The Bill does some things well. Updating the 2018 NIS framework, expanding coverage where it is genuinely needed and strengthening enforcement powers are all sensible in principle. Faster incident reporting has value, but reporting alone is not resilience. There are gaps that matter. First, the Bill does not go far enough on governance. Cyber failures are governance failures. Responsibility sits not only at board level, but clearly and specifically with chairs and audit and risk committees, yet the Bill stops short of driving meaningful accountability there. Without that pressure, cyber will continue to be delegated downward to IT and operations teams, rather than being owned at the top.

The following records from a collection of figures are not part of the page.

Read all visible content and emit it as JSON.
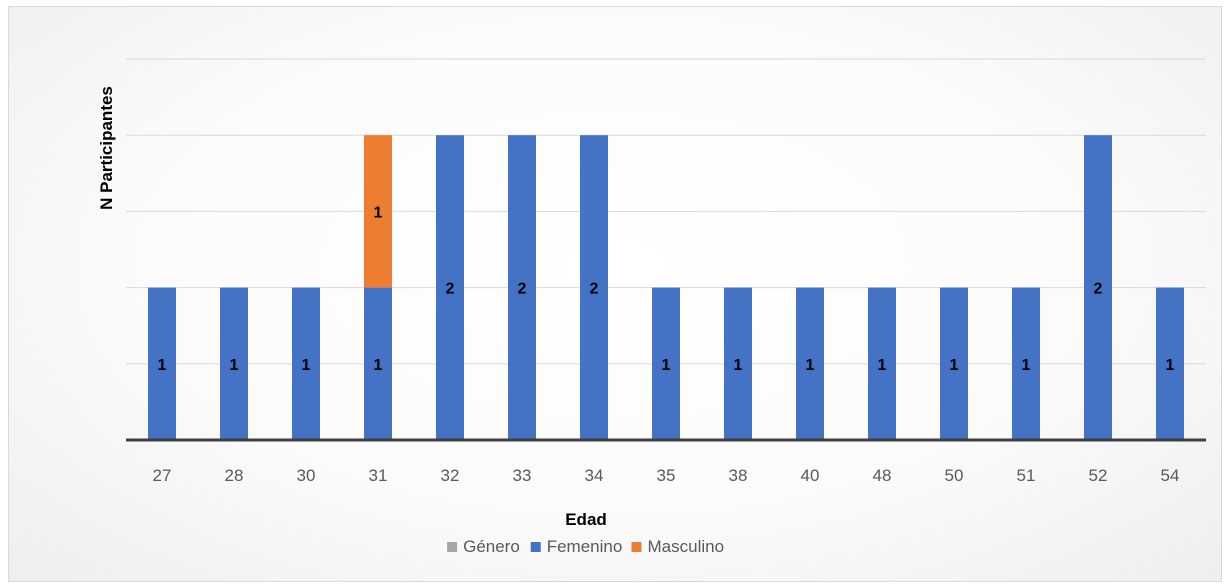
{
  "chart_data": {
    "type": "bar",
    "stacked": true,
    "title": "",
    "xlabel": "Edad",
    "ylabel": "N Participantes",
    "categories": [
      "27",
      "28",
      "30",
      "31",
      "32",
      "33",
      "34",
      "35",
      "38",
      "40",
      "48",
      "50",
      "51",
      "52",
      "54"
    ],
    "series": [
      {
        "name": "Género",
        "color": "#a5a5a5",
        "values": [
          0,
          0,
          0,
          0,
          0,
          0,
          0,
          0,
          0,
          0,
          0,
          0,
          0,
          0,
          0
        ],
        "labels": []
      },
      {
        "name": "Femenino",
        "color": "#4472c4",
        "values": [
          1,
          1,
          1,
          1,
          2,
          2,
          2,
          1,
          1,
          1,
          1,
          1,
          1,
          2,
          1
        ]
      },
      {
        "name": "Masculino",
        "color": "#ed7d31",
        "values": [
          0,
          0,
          0,
          1,
          0,
          0,
          0,
          0,
          0,
          0,
          0,
          0,
          0,
          0,
          0
        ]
      }
    ],
    "ylim": [
      0,
      2.5
    ],
    "grid": true,
    "legend_position": "bottom"
  }
}
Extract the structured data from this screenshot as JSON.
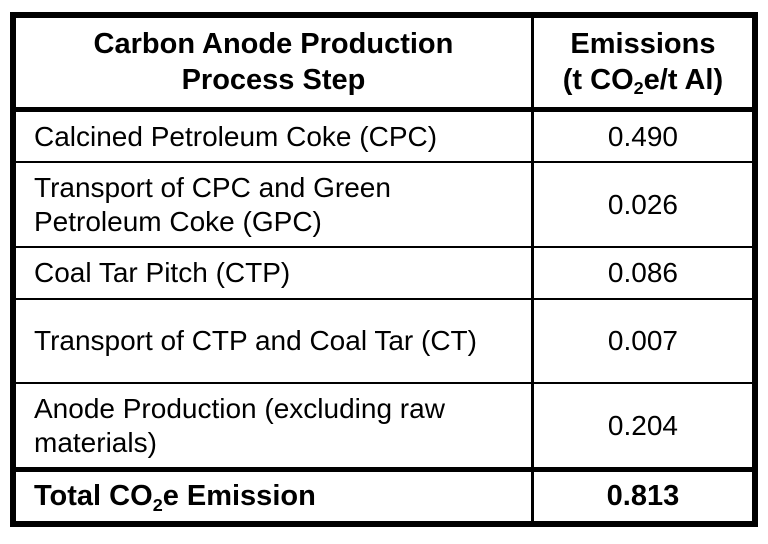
{
  "table": {
    "header": {
      "step_line1": "Carbon Anode Production",
      "step_line2": "Process Step",
      "emissions_line1": "Emissions",
      "emissions_line2_pre": "(t CO",
      "emissions_line2_sub": "2",
      "emissions_line2_post": "e/t Al)"
    },
    "rows": [
      {
        "step": "Calcined Petroleum Coke (CPC)",
        "value": "0.490"
      },
      {
        "step": "Transport of CPC and Green Petroleum Coke (GPC)",
        "value": "0.026"
      },
      {
        "step": "Coal Tar Pitch (CTP)",
        "value": "0.086"
      },
      {
        "step": "Transport of CTP and Coal Tar (CT)",
        "value": "0.007"
      },
      {
        "step": "Anode Production (excluding raw materials)",
        "value": "0.204"
      }
    ],
    "total": {
      "label_pre": "Total CO",
      "label_sub": "2",
      "label_post": "e Emission",
      "value": "0.813"
    }
  },
  "chart_data": {
    "type": "table",
    "title": "Carbon Anode Production Process Step Emissions",
    "columns": [
      "Carbon Anode Production Process Step",
      "Emissions (t CO2e/t Al)"
    ],
    "categories": [
      "Calcined Petroleum Coke (CPC)",
      "Transport of CPC and Green Petroleum Coke (GPC)",
      "Coal Tar Pitch (CTP)",
      "Transport of CTP and Coal Tar (CT)",
      "Anode Production (excluding raw materials)"
    ],
    "values": [
      0.49,
      0.026,
      0.086,
      0.007,
      0.204
    ],
    "total_label": "Total CO2e Emission",
    "total_value": 0.813
  },
  "colors": {
    "border": "#000000",
    "background": "#ffffff",
    "text": "#000000"
  }
}
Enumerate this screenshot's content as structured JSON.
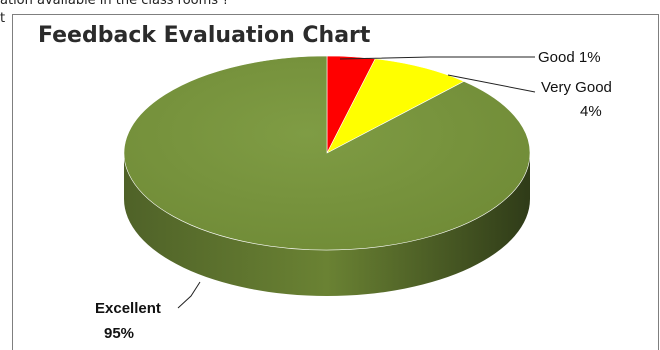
{
  "document": {
    "cut_text": "ation available in the class rooms ?",
    "margin_letter": "t"
  },
  "chart_data": {
    "type": "pie",
    "title": "Feedback Evaluation Chart",
    "slices": [
      {
        "label": "Good",
        "value": 1,
        "display": "1%",
        "color": "#ff0000"
      },
      {
        "label": "Very Good",
        "value": 4,
        "display": "4%",
        "color": "#ffff00"
      },
      {
        "label": "Excellent",
        "value": 95,
        "display": "95%",
        "color": "#77933c"
      }
    ],
    "style": "3d",
    "legend": "none"
  }
}
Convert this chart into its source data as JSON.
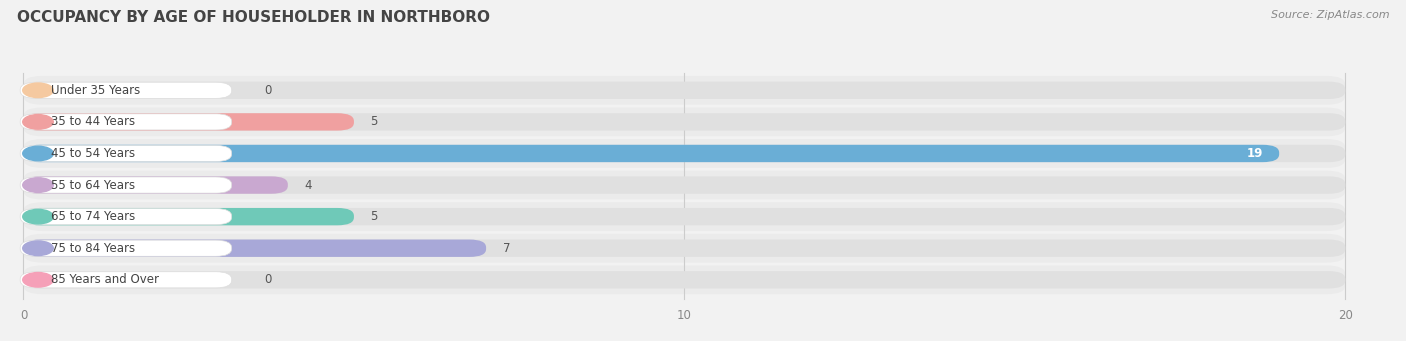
{
  "title": "OCCUPANCY BY AGE OF HOUSEHOLDER IN NORTHBORO",
  "source": "Source: ZipAtlas.com",
  "categories": [
    "Under 35 Years",
    "35 to 44 Years",
    "45 to 54 Years",
    "55 to 64 Years",
    "65 to 74 Years",
    "75 to 84 Years",
    "85 Years and Over"
  ],
  "values": [
    0,
    5,
    19,
    4,
    5,
    7,
    0
  ],
  "bar_colors": [
    "#f5c9a0",
    "#f0a0a0",
    "#6aaed6",
    "#c9a8d0",
    "#6fc9b8",
    "#a8a8d8",
    "#f5a0b8"
  ],
  "xlim": [
    0,
    20
  ],
  "xticks": [
    0,
    10,
    20
  ],
  "background_color": "#f0f0f0",
  "bar_bg_color": "#e0e0e0",
  "row_bg_color": "#f8f8f8",
  "title_fontsize": 11,
  "label_fontsize": 8.5,
  "value_fontsize": 8.5,
  "source_fontsize": 8
}
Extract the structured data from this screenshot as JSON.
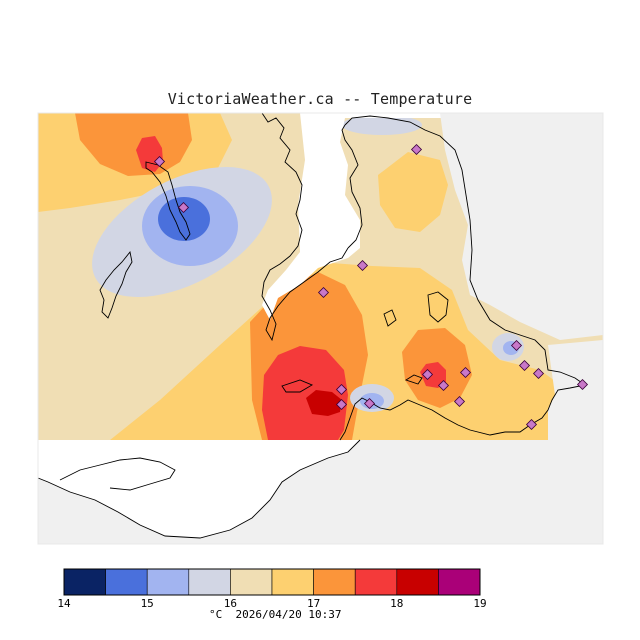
{
  "title": "VictoriaWeather.ca -- Temperature",
  "colors": {
    "land": "#f0f0f0",
    "water": "#ffffff",
    "coast": "#000000",
    "station_fill": "#c878c8",
    "station_stroke": "#3a003a"
  },
  "legend": {
    "unit": "°C",
    "timestamp": "2026/04/20 10:37",
    "ticks": [
      "14",
      "15",
      "16",
      "17",
      "18",
      "19"
    ],
    "bins": [
      {
        "min": 14.0,
        "max": 14.5,
        "color": "#0a2364"
      },
      {
        "min": 14.5,
        "max": 15.0,
        "color": "#4a70dc"
      },
      {
        "min": 15.0,
        "max": 15.5,
        "color": "#a2b4f0"
      },
      {
        "min": 15.5,
        "max": 16.0,
        "color": "#d2d6e4"
      },
      {
        "min": 16.0,
        "max": 16.5,
        "color": "#f0deb4"
      },
      {
        "min": 16.5,
        "max": 17.0,
        "color": "#fdd070"
      },
      {
        "min": 17.0,
        "max": 17.5,
        "color": "#fb953a"
      },
      {
        "min": 17.5,
        "max": 18.0,
        "color": "#f43a3a"
      },
      {
        "min": 18.0,
        "max": 18.5,
        "color": "#c80000"
      },
      {
        "min": 18.5,
        "max": 19.0,
        "color": "#aa0078"
      }
    ]
  }
}
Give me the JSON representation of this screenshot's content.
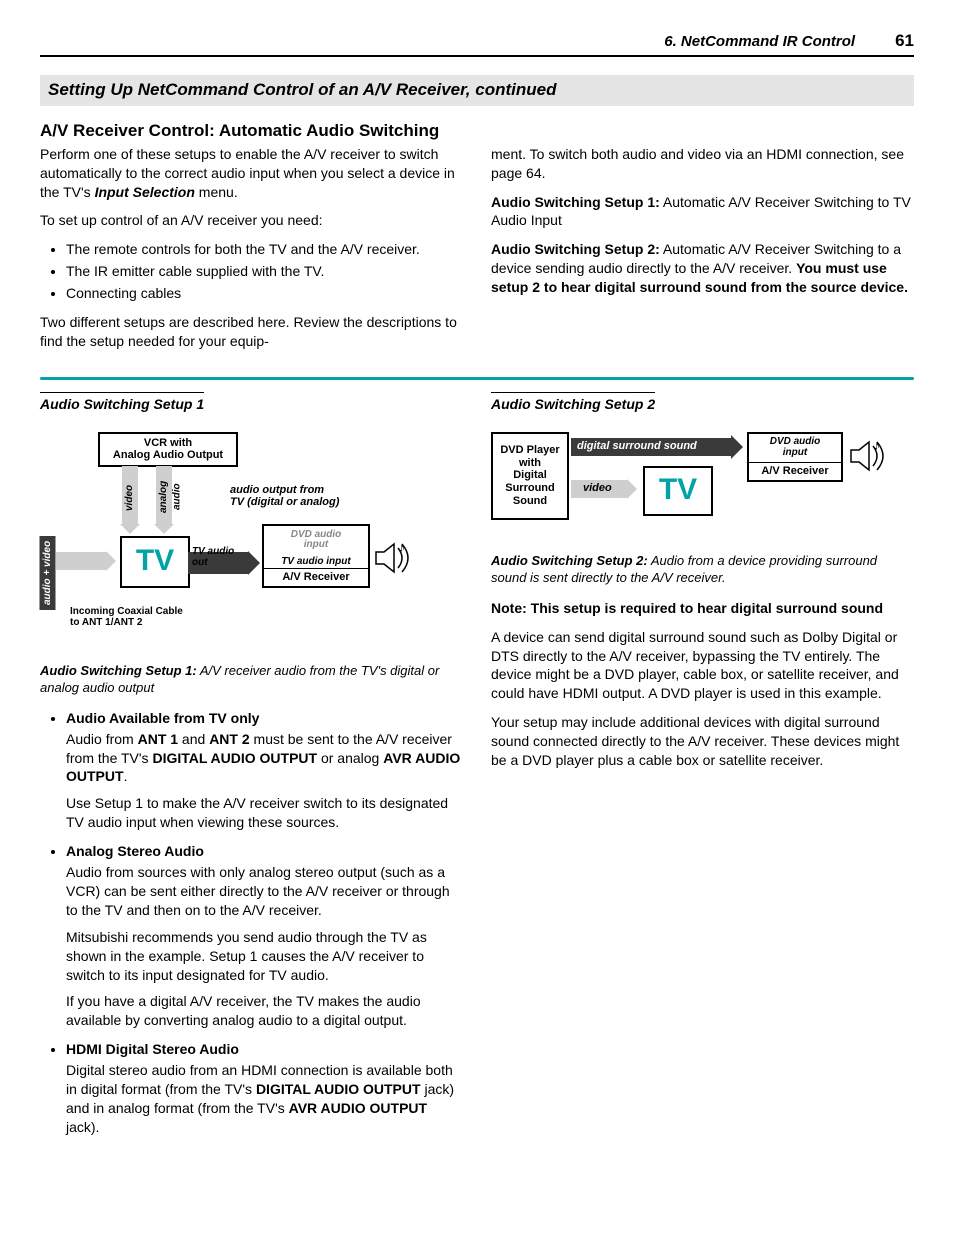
{
  "header": {
    "chapter": "6.  NetCommand IR Control",
    "page": "61"
  },
  "sectionBar": "Setting Up NetCommand Control of an A/V Receiver, continued",
  "subheading": "A/V Receiver Control:  Automatic Audio Switching",
  "intro": {
    "p1a": "Perform one of these setups to enable the A/V receiver to switch automatically to the correct audio input when you select a device in the TV's ",
    "p1b": "Input Selection",
    "p1c": " menu.",
    "p2": "To set up control of an A/V receiver you need:",
    "bullets": [
      "The remote controls for both the TV and the A/V receiver.",
      "The IR emitter cable supplied with the TV.",
      "Connecting cables"
    ],
    "p3": "Two different setups are described here.  Review the descriptions to find the setup needed for your equip-",
    "p3b": "ment.  To switch both audio and video via an HDMI connection, see page 64.",
    "as1a": "Audio Switching Setup 1:",
    "as1b": "  Automatic A/V Receiver Switching to TV Audio Input",
    "as2a": "Audio Switching Setup 2:",
    "as2b": "  Automatic A/V Receiver Switching to a device sending audio directly to the A/V receiver.  ",
    "as2c": "You must use setup 2 to hear digital surround sound from the source device."
  },
  "setup1": {
    "title": "Audio Switching Setup 1",
    "caption_lead": "Audio Switching Setup 1:",
    "caption_rest": "  A/V receiver audio from the TV's digital or analog audio output",
    "items": [
      {
        "head": "Audio Available from TV only",
        "paras": [
          {
            "segs": [
              {
                "t": "Audio from "
              },
              {
                "t": "ANT 1",
                "b": true
              },
              {
                "t": " and "
              },
              {
                "t": "ANT 2",
                "b": true
              },
              {
                "t": " must be sent to the A/V receiver from the TV's "
              },
              {
                "t": "DIGITAL AUDIO OUTPUT",
                "b": true
              },
              {
                "t": " or analog "
              },
              {
                "t": "AVR AUDIO OUTPUT",
                "b": true
              },
              {
                "t": "."
              }
            ]
          },
          {
            "segs": [
              {
                "t": "Use Setup 1 to make the A/V receiver switch to its designated TV audio input when viewing these sources."
              }
            ]
          }
        ]
      },
      {
        "head": "Analog Stereo Audio",
        "paras": [
          {
            "segs": [
              {
                "t": "Audio from sources with only analog stereo output (such as a VCR) can be sent either directly to the A/V receiver or through to the TV and then on to the A/V receiver."
              }
            ]
          },
          {
            "segs": [
              {
                "t": "Mitsubishi recommends you send audio through the TV as shown in the example.  Setup 1 causes the A/V receiver to switch to its input designated for TV audio."
              }
            ]
          },
          {
            "segs": [
              {
                "t": "If you have a digital A/V receiver, the TV makes the audio available by converting analog audio to a digital output."
              }
            ]
          }
        ]
      },
      {
        "head": "HDMI Digital Stereo Audio",
        "paras": [
          {
            "segs": [
              {
                "t": "Digital stereo audio from an HDMI connection is available both in digital format (from the TV's "
              },
              {
                "t": "DIGITAL AUDIO OUTPUT",
                "b": true
              },
              {
                "t": " jack) and in analog format (from the TV's "
              },
              {
                "t": "AVR AUDIO OUTPUT",
                "b": true
              },
              {
                "t": " jack)."
              }
            ]
          }
        ]
      }
    ],
    "dia": {
      "vcr": "VCR with\nAnalog Audio Output",
      "tv": "TV",
      "avr": "A/V Receiver",
      "video": "video",
      "analog_audio": "analog audio",
      "audio_out": "audio output from\nTV (digital or analog)",
      "dvd_in": "DVD audio\ninput",
      "tv_audio_in": "TV audio input",
      "tv_audio_out": "TV audio\nout",
      "audio_video": "audio + video",
      "coax": "Incoming Coaxial Cable\nto ANT 1/ANT 2"
    }
  },
  "setup2": {
    "title": "Audio Switching Setup 2",
    "caption_lead": "Audio Switching Setup 2:",
    "caption_rest": "  Audio from a device providing surround sound is sent directly to the A/V receiver.",
    "note_head": "Note:  This setup is required to hear digital surround sound",
    "p1": "A device can send digital surround sound such as Dolby Digital or DTS directly to the A/V receiver, bypassing the TV entirely.  The device might be a DVD player, cable box, or satellite receiver, and could have HDMI output.  A DVD player is used in this example.",
    "p2": "Your setup may include additional devices with digital surround sound connected directly to the A/V receiver.  These devices might be a DVD player plus a cable box or satellite receiver.",
    "dia": {
      "dvd": "DVD Player\nwith\nDigital\nSurround\nSound",
      "tv": "TV",
      "avr": "A/V Receiver",
      "surround": "digital surround sound",
      "video": "video",
      "dvd_in": "DVD audio\ninput"
    }
  }
}
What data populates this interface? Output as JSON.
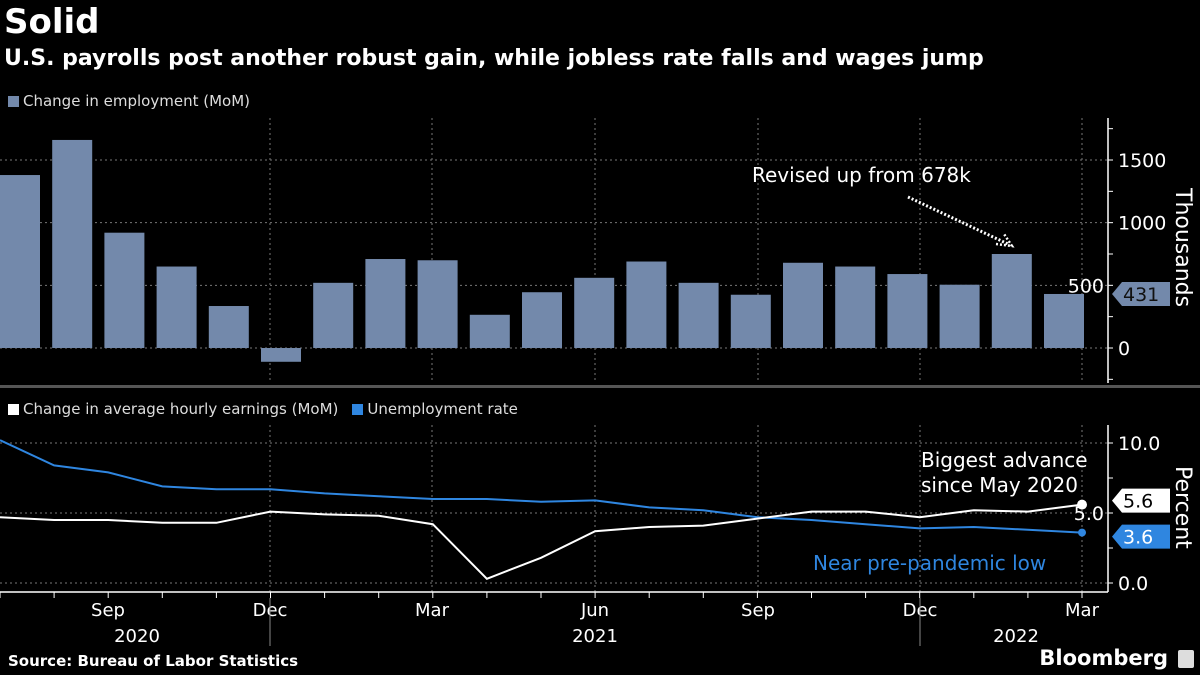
{
  "title": "Solid",
  "subtitle": "U.S. payrolls post another robust gain, while jobless rate falls and wages jump",
  "source": "Source: Bureau of Labor Statistics",
  "brand": "Bloomberg",
  "colors": {
    "bars": "#7389ab",
    "earnings": "#ffffff",
    "unemployment": "#2f86e0"
  },
  "chart_data": [
    {
      "type": "bar",
      "legend": "Change in employment (MoM)",
      "ylabel": "Thousands",
      "ylim": [
        -250,
        1800
      ],
      "yticks": [
        "0",
        "500",
        "1000",
        "1500"
      ],
      "grid": true,
      "categories": [
        "Jul 2020",
        "Aug 2020",
        "Sep 2020",
        "Oct 2020",
        "Nov 2020",
        "Dec 2020",
        "Jan 2021",
        "Feb 2021",
        "Mar 2021",
        "Apr 2021",
        "May 2021",
        "Jun 2021",
        "Jul 2021",
        "Aug 2021",
        "Sep 2021",
        "Oct 2021",
        "Nov 2021",
        "Dec 2021",
        "Jan 2022",
        "Feb 2022",
        "Mar 2022"
      ],
      "values": [
        1380,
        1660,
        920,
        650,
        335,
        -110,
        520,
        710,
        700,
        265,
        445,
        560,
        690,
        520,
        425,
        680,
        650,
        590,
        505,
        750,
        431
      ],
      "last_value_label": "431",
      "annotation": "Revised up from 678k"
    },
    {
      "type": "line",
      "ylabel": "Percent",
      "ylim": [
        -0.7,
        11
      ],
      "yticks": [
        "0.0",
        "5.0",
        "10.0"
      ],
      "grid": true,
      "x": [
        "Jul 2020",
        "Aug 2020",
        "Sep 2020",
        "Oct 2020",
        "Nov 2020",
        "Dec 2020",
        "Jan 2021",
        "Feb 2021",
        "Mar 2021",
        "Apr 2021",
        "May 2021",
        "Jun 2021",
        "Jul 2021",
        "Aug 2021",
        "Sep 2021",
        "Oct 2021",
        "Nov 2021",
        "Dec 2021",
        "Jan 2022",
        "Feb 2022",
        "Mar 2022"
      ],
      "xtick_labels": [
        "Sep",
        "Dec",
        "Mar",
        "Jun",
        "Sep",
        "Dec",
        "Mar"
      ],
      "year_labels": [
        "2020",
        "2021",
        "2022"
      ],
      "series": [
        {
          "name": "Change in average hourly earnings (MoM)",
          "values": [
            4.7,
            4.5,
            4.5,
            4.3,
            4.3,
            5.1,
            4.9,
            4.8,
            4.2,
            0.3,
            1.8,
            3.7,
            4.0,
            4.1,
            4.6,
            5.1,
            5.1,
            4.7,
            5.2,
            5.1,
            5.6
          ],
          "last_label": "5.6"
        },
        {
          "name": "Unemployment rate",
          "values": [
            10.2,
            8.4,
            7.9,
            6.9,
            6.7,
            6.7,
            6.4,
            6.2,
            6.0,
            6.0,
            5.8,
            5.9,
            5.4,
            5.2,
            4.7,
            4.5,
            4.2,
            3.9,
            4.0,
            3.8,
            3.6
          ],
          "last_label": "3.6"
        }
      ],
      "annotations": [
        "Biggest advance",
        "since May 2020",
        "Near pre-pandemic low"
      ]
    }
  ]
}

Secondly, there is a risk of confusing activity with preparedness. Increasing reporting obligations after an incident does nothing to prevent the incident from occurring. Prevention is always better than cure, and this legislation needs a stronger emphasis on baseline capability, risk maturity and early intervention.
Thirdly, we must be careful about cost, capacity and particularly enforcement. The implications for SMEs are significant, particularly those that are pulled into scope through supply chains. At the same time, regulators cannot enforce what they are not resourced to oversee. Without credible enforcement, the Bill risks becoming a paper exercise and boards will respond accordingly.
Fourthly, the Bill needs to recognise the connection between, and draw a clear distinction between, IT and operational technology. What works for enterprise IT systems may be inappropriate or even dangerous in OT environments such as manufacturing, critical national infrastructure, energy and logistics. Segregation, architecture and the configuration of security devices must be assessed. Risk profiles differ; controls differ. That nuance matters.
I want to be clear that the Opposition support the aims of this Bill in principle. Cyber-resilience requires a whole-of-society approach involving Government, regulators, businesses and boards working together, but if this legislation is to drive real change, it must be enforceable, proportionate and grounded in how organisations actually operate. Boards and audit committees must feel the weight of responsibility, regulators must have the tools and resources to act, and prevention must be prioritised over post-incident form filling. The National Cyber Security Centre has produced clear, practical guidance for boards, and that should sit at the heart of our approach. We need smarter regulation, properly enforced, not just more of it.